Nokia has formed 137 years ago as a paper, rubber, and tires manufacturing company, by merging three companies. It entered the telecommunication industry in 1960, initially making radio transmission equipment (Haikio, 2008). In the 1980s, Nokia acquired several companies such as the Standard Elektrik Lorenz of Germany, Ericsson’s information system division, and the French consumer electronics Limited. The company later fully launched into the telecommunications industry and has to date established a market in every major global market.
Nokia’s core business is telecommunications. The corporation is the world’s leading manufacturer of mobile devices (Haikio, 2008). Its success is attributed to well-established supply chain management and effective inventory management. The choice of company was based on the fact that Nokia is a global company and has been successful in managing its inventory. The company has an integrated supply chain inter-linking its manufacturers, suppliers, and customers. For it to reach its customers all over the globe, the company has put in place an extensive distribution channel. With a presence all over the globe, it requires an effective inventory management system to ensure its customers reach their products and the business minimizes expenses associated with distribution.
“Nokia manages its inventory management system by using research to identify the proper products for each market” (Nokia Siemens Networks, 2009).

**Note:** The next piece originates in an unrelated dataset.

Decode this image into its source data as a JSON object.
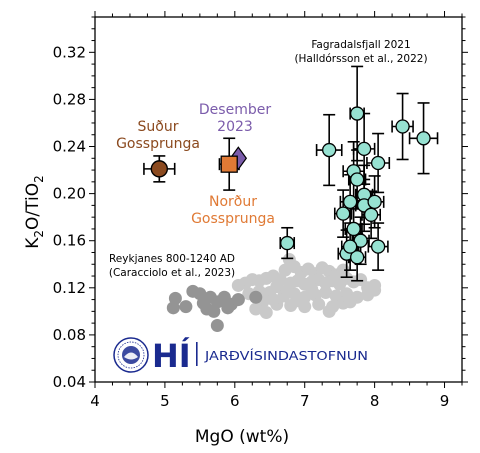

By so doing, the company only sends the required products to a market. Having enough market information on consumption and consumers’ preferences enables a company to save on the cost of returning products that may have been sent to the wrong market. It also saves a business the cost of warehousing products that are experiencing a slow movement in a certain market. Any cost of damage or stolen inventory is minimized as well as the cost of time spent on managing the inventory (Nokia Siemens Networks, 2009).
Nokia is also able to manage its inventories by manufacturing the right quantities of its telecommunication products. Proper inventory management calls for proper variety and quantity maintenance. “It is very important to ensure that a business is not caught with an overstock of obsolete products” (Nokia Siemens Networks, 2009). Nokia ensures this does not happen by having accurate records on what is already in the market, what is in the warehouses, and what is under production. Their supply chain management can advise their purchasing and sales managers on when reorders should be submitted and when they should not. They also advise the company on when a certain product should no longer be in stock.
The knowledge is acquired by analyzing different market trends, which is done by using records and experience. Studying markets enables the organization to make its orders on time and their distributors do the same. Distributors are then able to receive products when customers need them and do it on time before their stocks run out. A business would not be able to adjust its production to suit demand if they don’t constantly review their purchasing and selling plans. “Establishing stock levels such as maximum and minimum levels helps distributors know when to re-order” (Nokia Siemens Networks, 2009). Working closely with distributors allows Nokia have an accurate supply chain since they have accurate information on the movement of goods from distributions, who in turn have information from the retail shops.
The easiest way to manage inventory is to use inventory management technology, which Nokia has used to give the business one of the best inventory management systems (Nokia Siemens Networks, 2009). The Nokia Siemens Networks Inventory solution offers the business and many other companies an end-to-end view of their different goods distribution networks (Nokia Siemens Networks, 2009). It allows Nokia to maximize its inventory management quality while achieving cost savings. The product also allows Nokia and other businesses which use it a reduced deployment time, improved efficiency, and reduced costs.
The product inter-links products information and data to the synchronizing managers, who can ensure efficient product flow management. The procurement department, customer care, billing department, planning, service assurance, and the reporting department are all interlinked to create one information path. The products, subscribers, and other networks then have a channel to return feedback to the information model manager, who can pass it on to the rest of the chain.
Flexibility is very fundamental in Nokia’s inventory management. It is a critical part of ensuring that the business has a future-proof inventory management system. Flexibility is important to ensure that the business can easily integrate new technologies into its system. By so doing, Nokia can adapt to the growing and changing markets, meet its customers changing demands and have a cost-effective distribution system.
Haikio, M. (2008). Nokia: The inside story. London: Pearson Education.
Nokia Siemens Networks. (2009). Nokia Siemens Networks Inventory Management. Finland: Nokia Siemens Networks.